Umsatzsteuer-Betrug soll erschwert werden – Schäden in zweistelliger Milliarden-Höhe
Eichel verschärft den Kampf gegen Steuerbetrüger

Die rot-grüne Koalition will mit stärkeren Kontrollen den Umsatzsteuer-Betrug bekämpfen. Allen Unternehmen drohen dadurch verzögerte Steuererstattungen und zusätzliche Bürokratie.

sm BERLIN. Mit einem ganzen Bündel von Maßnahmen will Bundesfinanzminister Hans Eichel (SPD) gegen die organisierte Kriminalität beim Umsatzsteuerbetrug zu Felde ziehen. Geplant sind unter anderem der Aufbau einer zentralen Datenbank "Umsatzsteuerkontrolle" beim Bundesamt für Finanzen und die Schaffung einer Steuerfahndung auf Bundesebene. Bislang sind die Umsatzsteuerkontrolle und die Bekämpfung des Umsatzsteuerbetrugs in erster Linie Ländersache.

Hintergrund für die Eichel-Initiative ist die zunehmende Umsatzsteuerkriminalität in der EU. Nach Auffassung von Experten haben die organisierten Steuer-Betrüger in Deutschland ein leichteres Spiel als in anderen EU-Staaten, ihnen nicht zustehende Umsatzsteuererstattungen mit fingierten Rechnungen zu erschleichen. Dies hänge damit zusammen, dass ein Unternehmer Vorsteuer, die nicht auf die Kunden überwälzt würde, sofort ausbezahlt erhalte. In anderen Ländern gebe es dagegen Steuergutschriften, oder es vergingen Wochen, bis die Umsatzsteuer erstattet werde. Für Betrüger sei damit das Risiko, während dieser Wartezeit erwischt zu werden, viel größer als in Deutschland, hieß es.

In einem Brief an den SPD-Bundestagsabgeordneten Klaus Lennartz verwies die Staatssekretärin im Bundesfinanzministerium, Barbara Hendricks (SPD), darauf, dass die Täter "beängstigend gut informiert" und "regelmäßig dem Bereich der organisierten Kriminalität" zuzurechnen seien. Die hinterzogene Umsatzsteuer bewege sich bei aufgedeckten Fällen "im zweistelligen, zum Teil auch im dreistelligen Millionenbereich". Insgesamt seien "zweistellige Milliardenbeträge" im Gespräch. "Dies ist aber nicht zu belegen", so Eichels Staatssekretärin. In dem Brief an Lennartz, der dem Handelsblatt vorliegt, kündigt Hendricks an, beim Bundesamt für Finanzen werde unverzüglich eine Datenbank "Umsatzsteuerkontrolle" aufgebaut.

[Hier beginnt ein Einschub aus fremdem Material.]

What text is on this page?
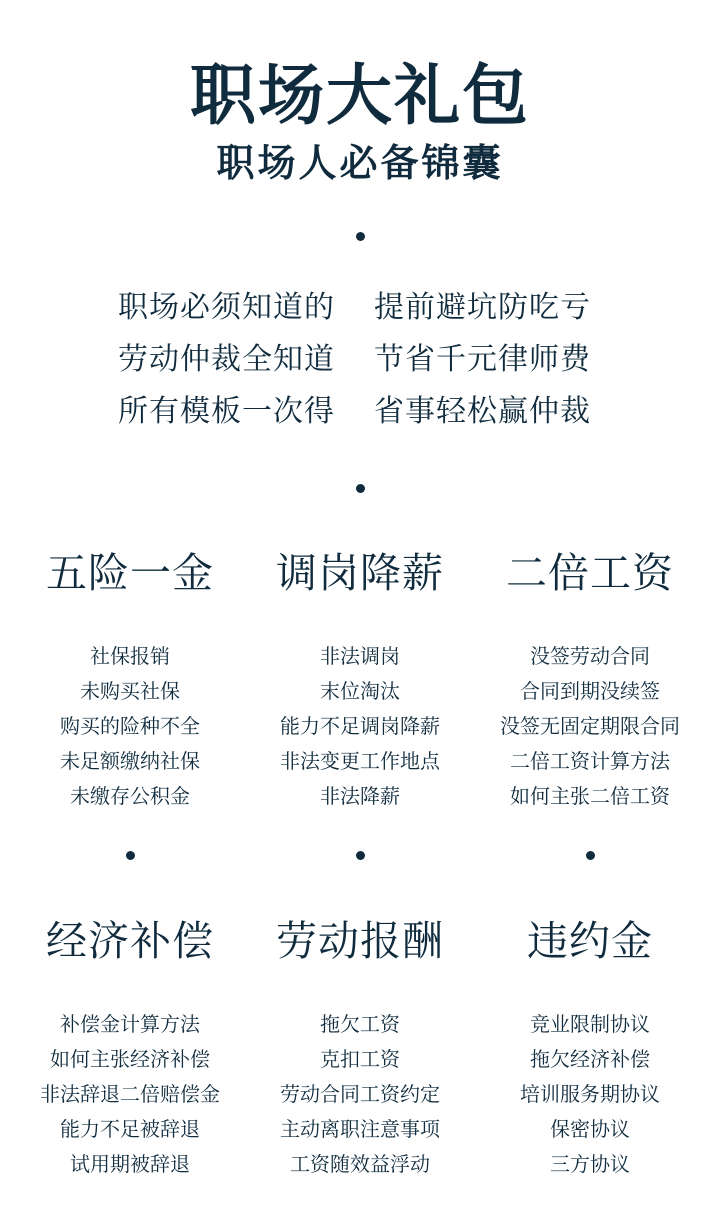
职场大礼包
职场人必备锦囊
职场必须知道的 提前避坑防吃亏
劳动仲裁全知道 节省千元律师费
所有模板一次得 省事轻松赢仲裁
五险一金
社保报销
未购买社保
购买的险种不全
未足额缴纳社保
未缴存公积金
调岗降薪
非法调岗
末位淘汰
能力不足调岗降薪
非法变更工作地点
非法降薪
二倍工资
没签劳动合同
合同到期没续签
没签无固定期限合同
二倍工资计算方法
如何主张二倍工资
经济补偿
补偿金计算方法
如何主张经济补偿
非法辞退二倍赔偿金
能力不足被辞退
试用期被辞退
劳动报酬
拖欠工资
克扣工资
劳动合同工资约定
主动离职注意事项
工资随效益浮动
违约金
竞业限制协议
拖欠经济补偿
培训服务期协议
保密协议
三方协议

Ab 1. Januar 2001 würden die Finanzämter dem Bundesamt die nötigen Kontrolldaten liefern. Darauf könnten dann die Prüfdienste zugreifen. Darüber hinaus würden auf der Basis dieser Meldungen Risikoanalysen erarbeitet.

Zusätzlich werde eine "dringend erforderliche zentrale Stelle zur Koordinierung von grenzüberschreitender Prüfungstätigkeit auf Bundesebene" vorbereitet. In diesem Zusammenhang werde auch "die Schaffung einer Bundes-Steuerfahndung" erwogen, so Hendricks. Darüber hinaus prüft die Bundesregierung Einschränkungen des "in Deutschland relativ liberalen" Vorsteuerabzugsverfahrens, heißt es in dem Hendricks-Brief. Dies könnte auch zusätzliche Bürokratie und verzögerte Vorsteuer-Erstattungen für Unternehmen zur Folge haben. Unter anderem sind nach Angaben von Hendricks unangekündigte Betriebsprüfungen nach niederländischem Vorbild geplant. Gedacht wird zugleich an eine Steuererstattung nur gegen Sicherheitsleistung (z.B. Bankbürgschaften). Darüber hinaus soll zukünftig die Steuernummer auch auf Inlandsrechnungen angegeben werden. Schließlich plant Eichel auch eine Verschärfung der Strafvorschriften bei Nichtbezahlung der Umsatzsteuer.